El asesino observó y estudió al samurái sin nombre. La postura del desconocido era firme. Su mano izquierda sostenía la vaina y la derecha el mango de la katana, una postura específicamente creada para un ataque de gran velocidad; pero que sólo servia una vez, ya que acabado el despliegue se perdía toda la potencia y se era una presa fácil. El asesino decidió tomar la misma postura. Era cuestión de rapidez, el más veloz acabaría con el otro. Él era más rápido, pero además había notado un punto débil en la postura del guerrero. Su costado derecho quedaba desprotegido ante un ataque. Cuando soltaron el sablazo, el asesino fue más veloz, logrando dar una tajada importante a su rival.

Las ropas del samurái estaban desgarradas, su sangre bañaba las piedras del suelo y junto a ellas una mano cortada, pues sus heridas no habían sido en vano. Si dejó desprotegida su derecha, era para que el enemigo atacara justo allí, mientras él cambiaba su postura, y la convertía en un movimiento que aprovechó la falta de guardamano de la katana para rebanar el puño de su oponente. El guerrero sin nombre sabía que nunca podría atacar con tal velocidad, así que convirtió su debilidad en una trampa. Los gritos de dolor del asesino fueron acallados con el silencioso filo del acero. Sólo quedaba uno.

Se miraron fijamente bajo el sol, y mientras el sudor corría por sus frentes, en sus ojos se libraban todas las batallas posibles y se sopesaba cada probable final.

—La guerra ha terminado, samurái —dijo Joshida Goara al fin—. Empiezan tiempos de paz. Vuelve a casa, soldado, como haré yo, con todo lo que hayas podido ganar durante la batalla. Deja ya de pelear. Deja ya tu katana.

—No necesito una katana para vencerte.

—¿No necesitas una katana para vencerme? Ja, ja, ja —se burló—. Yo soy más grande y fuerte que Kaito, tu primer adversario. Soy más rápido que Anakashy, tu último oponente. Tú estás herido y agotado, casi con un pie en la tumba. Ni siquiera eres el mejor guerrero que he visto luchar, ni al que he matado. No puedes contra mí, ni con tu katana ni con nada.

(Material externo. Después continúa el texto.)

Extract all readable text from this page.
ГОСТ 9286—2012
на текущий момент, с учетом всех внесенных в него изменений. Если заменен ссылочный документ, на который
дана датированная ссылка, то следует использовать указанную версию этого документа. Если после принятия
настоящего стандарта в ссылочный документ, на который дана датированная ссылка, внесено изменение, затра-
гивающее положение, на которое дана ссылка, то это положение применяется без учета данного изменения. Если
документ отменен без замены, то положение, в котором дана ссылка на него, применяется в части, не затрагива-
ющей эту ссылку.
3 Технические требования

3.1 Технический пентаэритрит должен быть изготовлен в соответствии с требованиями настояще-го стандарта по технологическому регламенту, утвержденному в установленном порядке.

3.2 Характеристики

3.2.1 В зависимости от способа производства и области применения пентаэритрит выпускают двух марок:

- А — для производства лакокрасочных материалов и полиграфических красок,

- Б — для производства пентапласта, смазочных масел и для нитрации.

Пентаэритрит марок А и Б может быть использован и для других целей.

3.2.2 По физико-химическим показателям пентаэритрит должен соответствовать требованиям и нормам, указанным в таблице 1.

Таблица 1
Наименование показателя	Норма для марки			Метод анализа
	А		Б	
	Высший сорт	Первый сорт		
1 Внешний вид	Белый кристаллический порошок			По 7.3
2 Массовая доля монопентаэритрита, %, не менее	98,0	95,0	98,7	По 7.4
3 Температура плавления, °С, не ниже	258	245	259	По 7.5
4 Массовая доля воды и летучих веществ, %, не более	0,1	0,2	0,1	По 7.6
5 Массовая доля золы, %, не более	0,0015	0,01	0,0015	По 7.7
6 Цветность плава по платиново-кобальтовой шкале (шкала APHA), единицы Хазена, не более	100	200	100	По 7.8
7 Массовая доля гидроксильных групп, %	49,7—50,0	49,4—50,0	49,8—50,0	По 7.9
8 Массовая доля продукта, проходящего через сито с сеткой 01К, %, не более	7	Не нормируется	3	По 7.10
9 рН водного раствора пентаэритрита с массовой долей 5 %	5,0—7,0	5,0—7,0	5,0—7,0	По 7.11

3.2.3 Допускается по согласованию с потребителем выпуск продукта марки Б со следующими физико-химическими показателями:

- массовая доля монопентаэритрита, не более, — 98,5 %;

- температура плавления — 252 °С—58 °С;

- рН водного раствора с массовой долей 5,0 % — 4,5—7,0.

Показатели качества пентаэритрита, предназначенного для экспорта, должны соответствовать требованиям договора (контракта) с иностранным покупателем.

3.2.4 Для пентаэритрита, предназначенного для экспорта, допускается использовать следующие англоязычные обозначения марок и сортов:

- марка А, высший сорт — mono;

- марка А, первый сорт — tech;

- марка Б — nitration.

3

—No necesito tocarte con mi katana, porque tengo una historia. Voy a contártela, y después tú, Joshida Goara, vas a morir.

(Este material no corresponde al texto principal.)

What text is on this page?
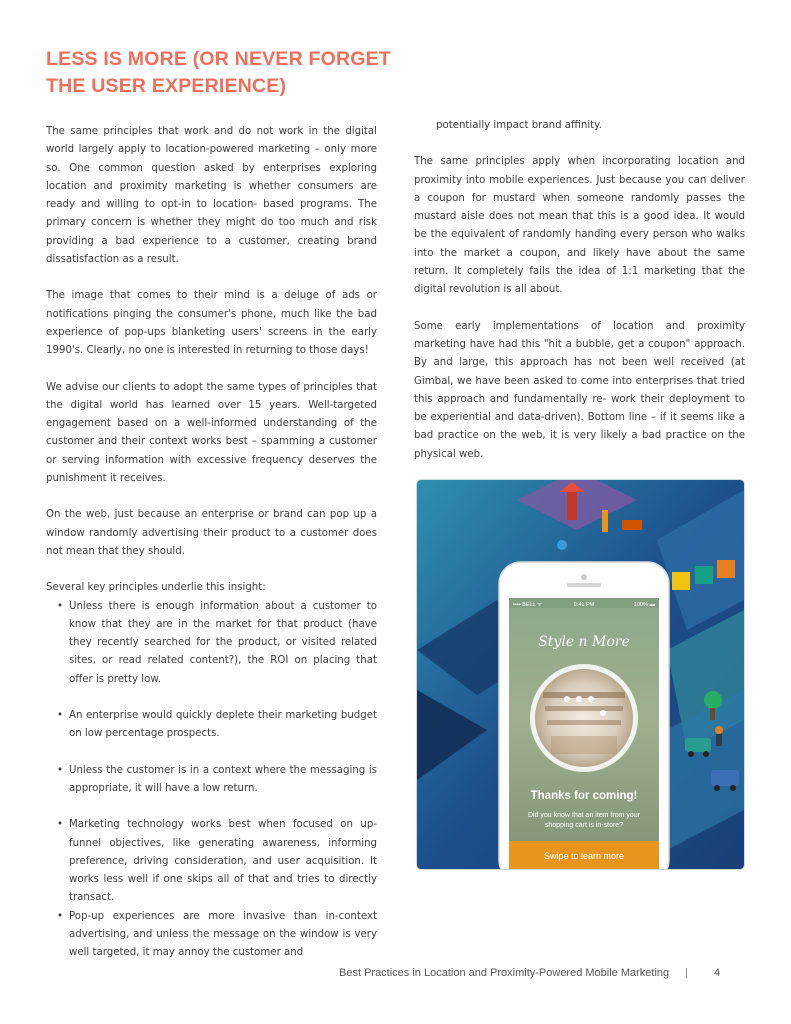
LESS IS MORE (OR NEVER FORGET
THE USER EXPERIENCE)

The same principles that work and do not work in the digital world largely apply to location-powered marketing – only more so. One common question asked by enterprises exploring location and proximity marketing is whether consumers are ready and willing to opt-in to location- based programs. The primary concern is whether they might do too much and risk providing a bad experience to a customer, creating brand dissatisfaction as a result.

The image that comes to their mind is a deluge of ads or notifications pinging the consumer's phone, much like the bad experience of pop-ups blanketing users' screens in the early 1990's. Clearly, no one is interested in returning to those days!

We advise our clients to adopt the same types of principles that the digital world has learned over 15 years. Well-targeted engagement based on a well-informed understanding of the customer and their context works best – spamming a customer or serving information with excessive frequency deserves the punishment it receives.

On the web, just because an enterprise or brand can pop up a window randomly advertising their product to a customer does not mean that they should.

Several key principles underlie this insight:

• Unless there is enough information about a customer to know that they are in the market for that product (have they recently searched for the product, or visited related sites, or read related content?), the ROI on placing that offer is pretty low.
• An enterprise would quickly deplete their marketing budget on low percentage prospects.
• Unless the customer is in a context where the messaging is appropriate, it will have a low return.
• Marketing technology works best when focused on up-funnel objectives, like generating awareness, informing preference, driving consideration, and user acquisition. It works less well if one skips all of that and tries to directly transact.
• Pop-up experiences are more invasive than in-context advertising, and unless the message on the window is very well targeted, it may annoy the customer and

potentially impact brand affinity.

The same principles apply when incorporating location and proximity into mobile experiences. Just because you can deliver a coupon for mustard when someone randomly passes the mustard aisle does not mean that this is a good idea. It would be the equivalent of randomly handing every person who walks into the market a coupon, and likely have about the same return. It completely fails the idea of 1:1 marketing that the digital revolution is all about.

Some early implementations of location and proximity marketing have had this "hit a bubble, get a coupon" approach. By and large, this approach has not been well received (at Gimbal, we have been asked to come into enterprises that tried this approach and fundamentally re- work their deployment to be experiential and data-driven). Bottom line – if it seems like a bad practice on the web, it is very likely a bad practice on the physical web.

•••• BELL ᯤ	9:41 PM	100% ▬
Style n More
Thanks for coming!
Did you know that an item from your
shopping cart is in-store?
Swipe to learn more
Best Practices in Location and Proximity-Powered Mobile Marketing | 4
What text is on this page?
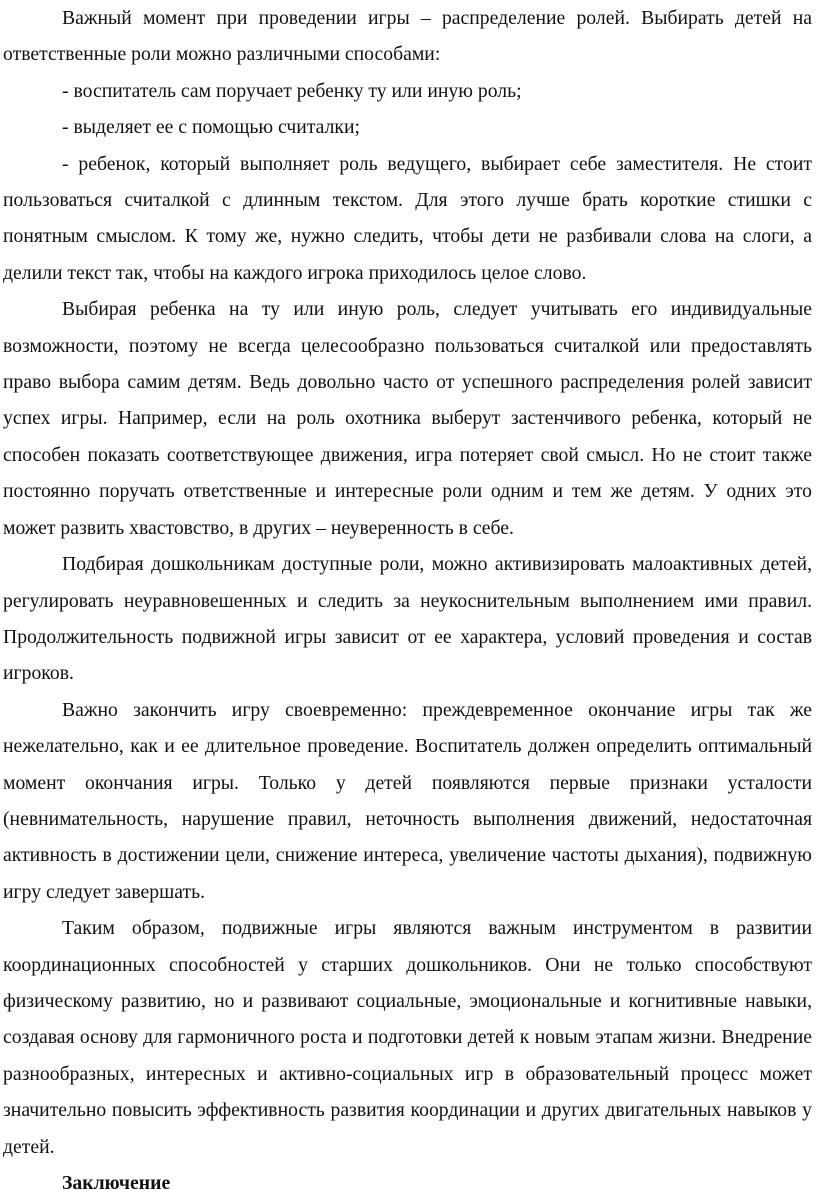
Важный момент при проведении игры – распределение ролей. Выбирать детей на ответственные роли можно различными способами:

- воспитатель сам поручает ребенку ту или иную роль;

- выделяет ее с помощью считалки;

- ребенок, который выполняет роль ведущего, выбирает себе заместителя. Не стоит пользоваться считалкой с длинным текстом. Для этого лучше брать короткие стишки с понятным смыслом. К тому же, нужно следить, чтобы дети не разбивали слова на слоги, а делили текст так, чтобы на каждого игрока приходилось целое слово.

Выбирая ребенка на ту или иную роль, следует учитывать его индивидуальные возможности, поэтому не всегда целесообразно пользоваться считалкой или предоставлять право выбора самим детям. Ведь довольно часто от успешного распределения ролей зависит успех игры. Например, если на роль охотника выберут застенчивого ребенка, который не способен показать соответствующее движения, игра потеряет свой смысл. Но не стоит также постоянно поручать ответственные и интересные роли одним и тем же детям. У одних это может развить хвастовство, в других – неуверенность в себе.

Подбирая дошкольникам доступные роли, можно активизировать малоактивных детей, регулировать неуравновешенных и следить за неукоснительным выполнением ими правил. Продолжительность подвижной игры зависит от ее характера, условий проведения и состав игроков.

Важно закончить игру своевременно: преждевременное окончание игры так же нежелательно, как и ее длительное проведение. Воспитатель должен определить оптимальный момент окончания игры. Только у детей появляются первые признаки усталости (невнимательность, нарушение правил, неточность выполнения движений, недостаточная активность в достижении цели, снижение интереса, увеличение частоты дыхания), подвижную игру следует завершать.

Таким образом, подвижные игры являются важным инструментом в развитии координационных способностей у старших дошкольников. Они не только способствуют физическому развитию, но и развивают социальные, эмоциональные и когнитивные навыки, создавая основу для гармоничного роста и подготовки детей к новым этапам жизни. Внедрение разнообразных, интересных и активно-социальных игр в образовательный процесс может значительно повысить эффективность развития координации и других двигательных навыков у детей.

Заключение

—Pues cuenta tu historia, samurái, y veamos qué tan mortal es.

—La historia que has de conocer es sobre un guerrero. Este guerrero no era el mejor guerrero, no era el más sanguinario, ni el más brutal; pero cuando luchaba lo hacía con valor.

»Cada vez que la batalla terminaba el guerrero, que no era el mejor guerrero, regresaba a su hogar, donde siempre lo estaban esperando.

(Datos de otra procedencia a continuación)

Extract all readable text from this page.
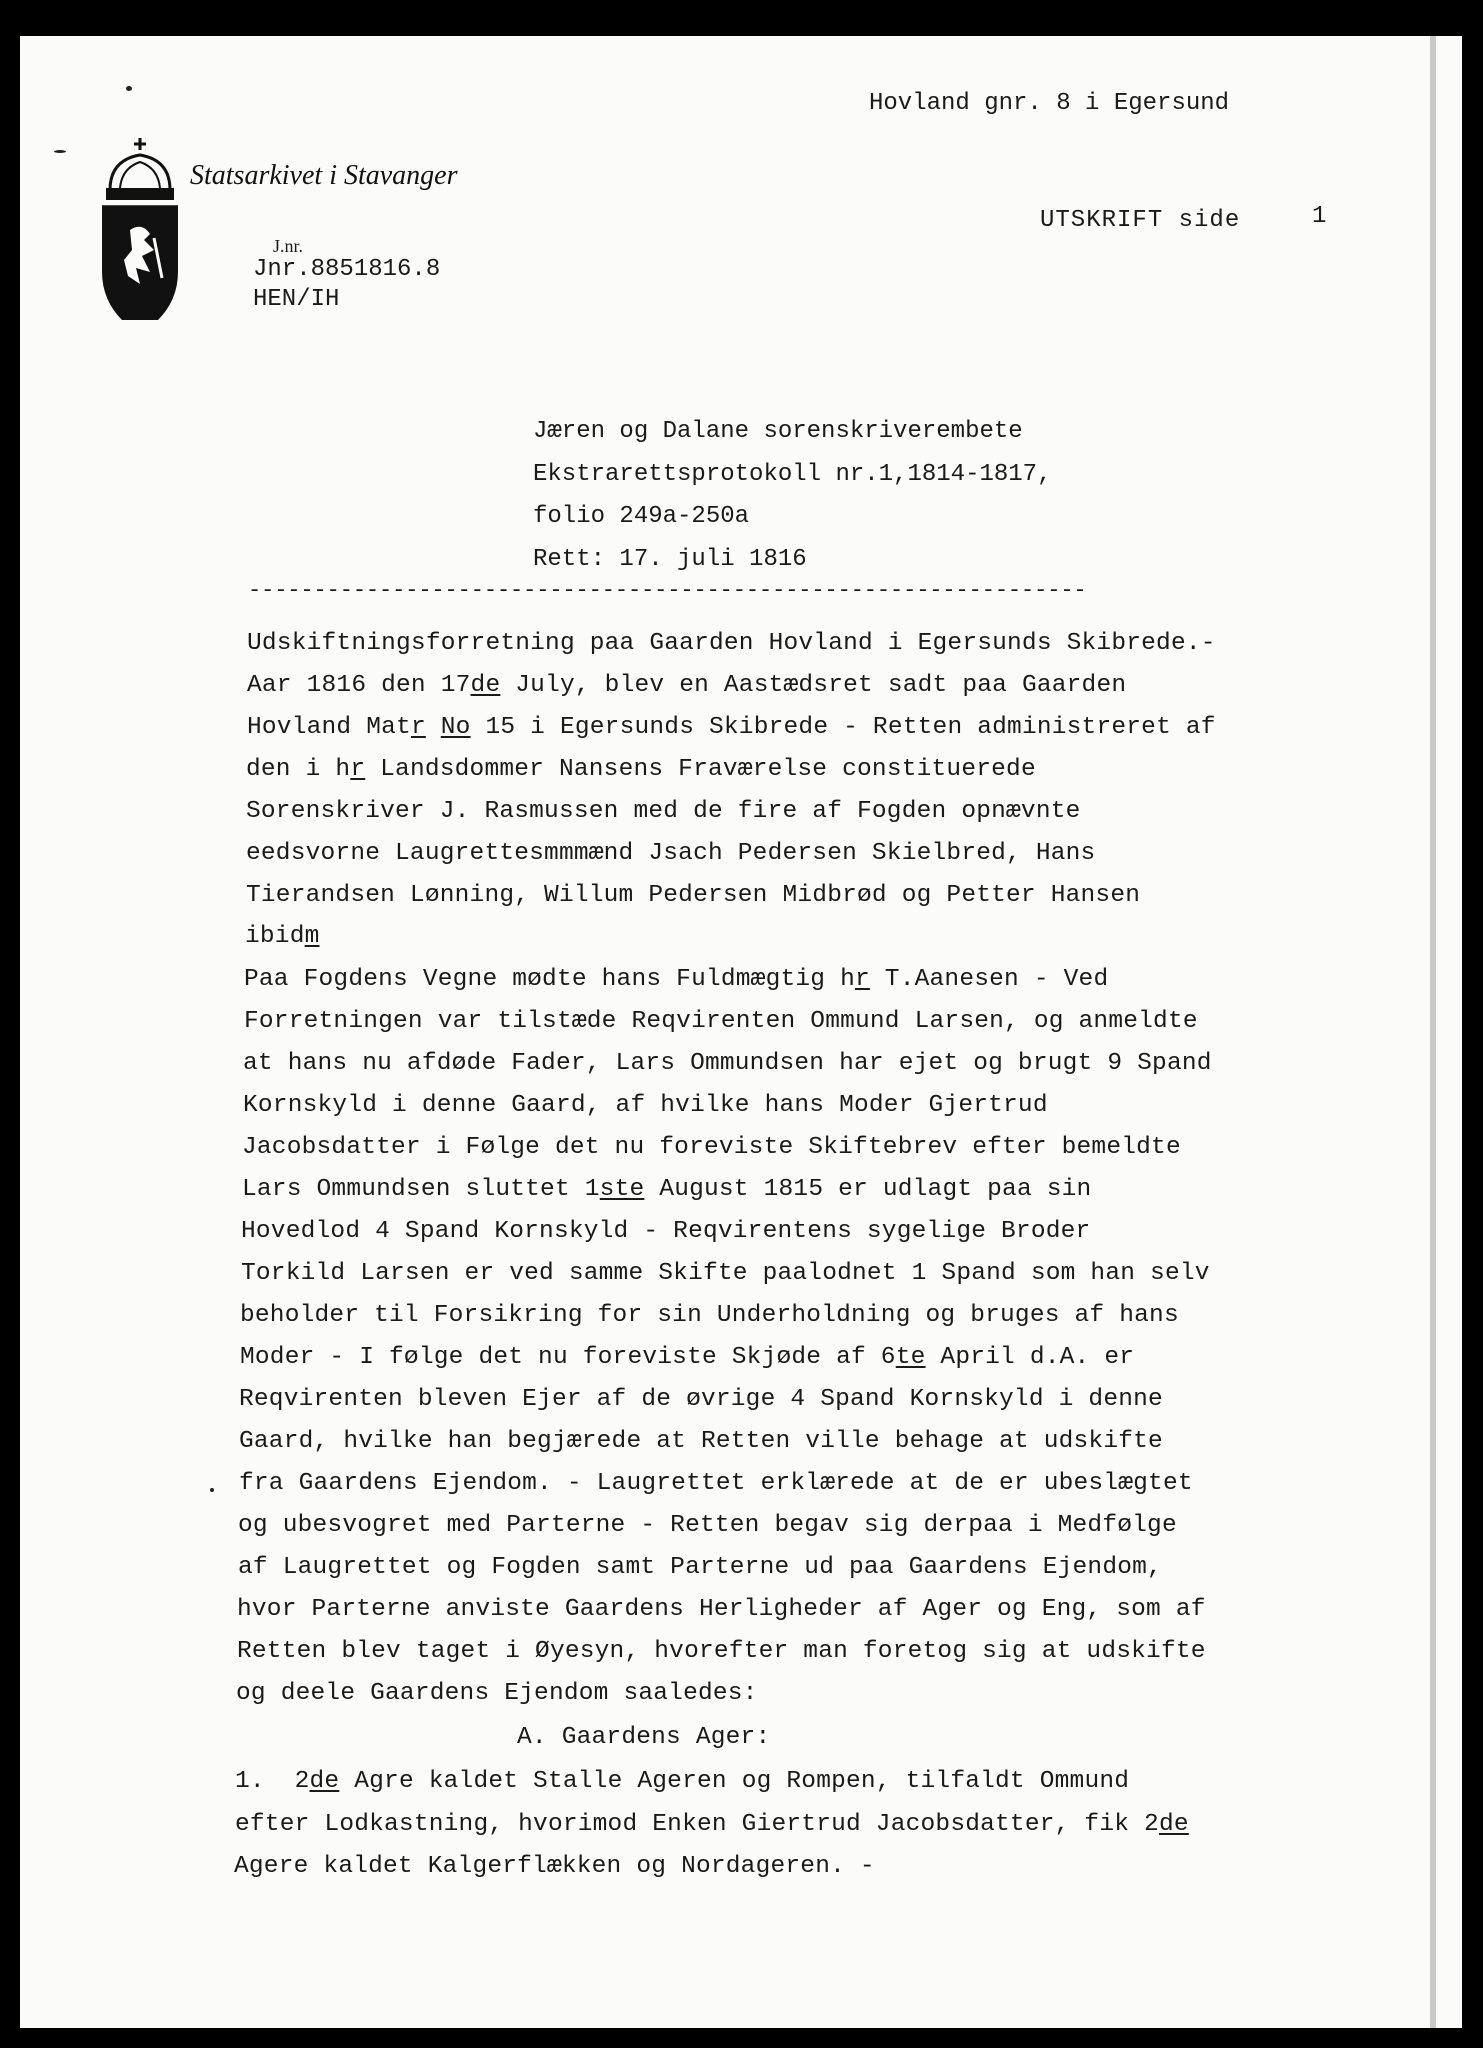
Statsarkivet i Stavanger
Hovland gnr. 8 i Egersund
UTSKRIFT side	1
J.nr.
Jnr.8851816.8
HEN/IH
Jæren og Dalane sorenskriverembete
Ekstrarettsprotokoll nr.1,1814-1817,
folio 249a-250a
Rett: 17. juli 1816
----------------------------------------------------------------
Udskiftningsforretning paa Gaarden Hovland i Egersunds Skibrede.-
Aar 1816 den 17de July, blev en Aastædsret sadt paa Gaarden
Hovland Matr No 15 i Egersunds Skibrede - Retten administreret af
den i hr Landsdommer Nansens Fraværelse constituerede
Sorenskriver J. Rasmussen med de fire af Fogden opnævnte
eedsvorne Laugrettesmmmænd Jsach Pedersen Skielbred, Hans
Tierandsen Lønning, Willum Pedersen Midbrød og Petter Hansen
ibidm
Paa Fogdens Vegne mødte hans Fuldmægtig hr T.Aanesen - Ved
Forretningen var tilstæde Reqvirenten Ommund Larsen, og anmeldte
at hans nu afdøde Fader, Lars Ommundsen har ejet og brugt 9 Spand
Kornskyld i denne Gaard, af hvilke hans Moder Gjertrud
Jacobsdatter i Følge det nu foreviste Skiftebrev efter bemeldte
Lars Ommundsen sluttet 1ste August 1815 er udlagt paa sin
Hovedlod 4 Spand Kornskyld - Reqvirentens sygelige Broder
Torkild Larsen er ved samme Skifte paalodnet 1 Spand som han selv
beholder til Forsikring for sin Underholdning og bruges af hans
Moder - I følge det nu foreviste Skjøde af 6te April d.A. er
Reqvirenten bleven Ejer af de øvrige 4 Spand Kornskyld i denne
Gaard, hvilke han begjærede at Retten ville behage at udskifte
fra Gaardens Ejendom. - Laugrettet erklærede at de er ubeslægtet
og ubesvogret med Parterne - Retten begav sig derpaa i Medfølge
af Laugrettet og Fogden samt Parterne ud paa Gaardens Ejendom,
hvor Parterne anviste Gaardens Herligheder af Ager og Eng, som af
Retten blev taget i Øyesyn, hvorefter man foretog sig at udskifte
og deele Gaardens Ejendom saaledes:
A. Gaardens Ager:
1.  2de Agre kaldet Stalle Ageren og Rompen, tilfaldt Ommund
efter Lodkastning, hvorimod Enken Giertrud Jacobsdatter, fik 2de
Agere kaldet Kalgerflækken og Nordageren. -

»Y esto me lleva a una pregunta. ¿Sabes por qué no era el mejor guerrero?
—Joshida Goara no supo responder.

»Durante la batalla no era el más brutal, ni tampoco el más sanguinario, ni el más arriesgado de los guerreros, pues le tenía miedo a la muerte. Y le temía porque tenía mucho que perder.

»Pero llegó el día en que el guerrero regresó a su hogar y ya nadie lo estaba esperando. Su casa había ardido en llamas y la mujer que lo esperaba había sido violada y asesinada por gente sin honor.

Joshida Goara dio un paso atrás y su seguridad dejó de ser tal.

—El guerrero ya no tenía nada que perder. ¿Y sabes qué pasa con un guerrero cuando ya no tiene nada que perder?

»Deja de temerle a la muerte, y cuando eso pasa, ya no es un guerrero, es un monstruo, es imparable.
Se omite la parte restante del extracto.